O Pan-óptico é tragicamente semelhante ao que vivemos hoje no Brasil, com a tentativa – muitas vezes, bem-sucedida – de prejudicar, nos âmbitos profissional e financeiro, pessoas ou empresas que manifestem opiniões e atitudes contrárias às crenças e posições de grupos políticos. Essa postura perante posições contrárias, quando imposta de forma coordenada, sistemática e reiteradamente, tende a produzir uma série de efeitos socialmente deletérios.

A perda do emprego, de contratos, de patrocínio, de reputação, entre outras consequências experimentadas pelas pessoas que caíram na desgraça daqueles que conduzem campanhas de cancelamento, fazem com que outras pessoas pensem várias vezes antes de externar suas perspectivas. Essa sensação de constante vigilância e de possibilidade de ser punido por cometer deslizes ao compartilhar seu pensamento, tende a reduzir significativamente a espontaneidade do indivíduo.

De permeio, a assepsia do politicamente correto, tende a exterminar, da arena do debate público, temas que considera verdades indiscutíveis. Isso desfavorece a pluralidade do debate (vide artigo “Diabo, Machado e Liberdade de Expressão” deste colunista) e fomenta uma postura de indiferença e desconfiança em relação às manifestações aprovadas pelo filtro purificador de opiniões.

A exemplo do que ocorre com o prisioneiro, no Pan-óptico, a constante vigilância (patrulhamento das redes sociais) e a real possibilidade de punição (demissão, perda de reputação etc) tendem a fazer com que as pessoas se abstenham de qualquer declaração que possa gerar conflito com grupos sociais mais bem-sucedidos em prejudicar reputações, finanças e carreiras.
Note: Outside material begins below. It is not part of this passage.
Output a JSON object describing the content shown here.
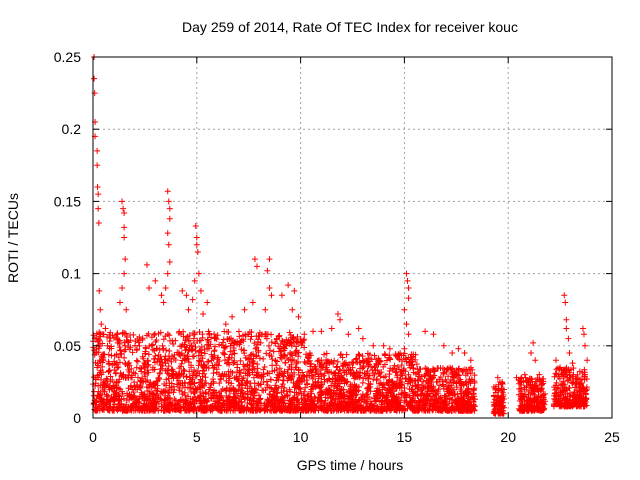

Contudo, ao invés de absorver os valores subjacentes aos movimentos de cancelamento, as pessoas executam, automaticamente, aquilo a que estão previamente condicionadas pela perspectiva da punição.

No nosso sentir, o livre debate de ideias é a principal ferramenta das democracias para permitir que novos costumes e ideias aflorem do povo e galguem status legal ou sejam rejeitados pela sociedade. O cerceamento da liberdade de expressão e a consequente desidratação do debate público impostos pela cultura do cancelamento e por comportamentos afins são, a nosso ver, extremamente danosos à democracia, regime político que muitos dos grupos de cancelamento dizem proteger. Portanto, a nosso ver, faz-se necessário que as organizações e entidades públicas apurem mais adequadamente, com amplo direito de defesa e contraditório, as atitudes imputadas aos seus funcionários e enfrentem, com mais resiliência, as hordas de cancelamento que virão.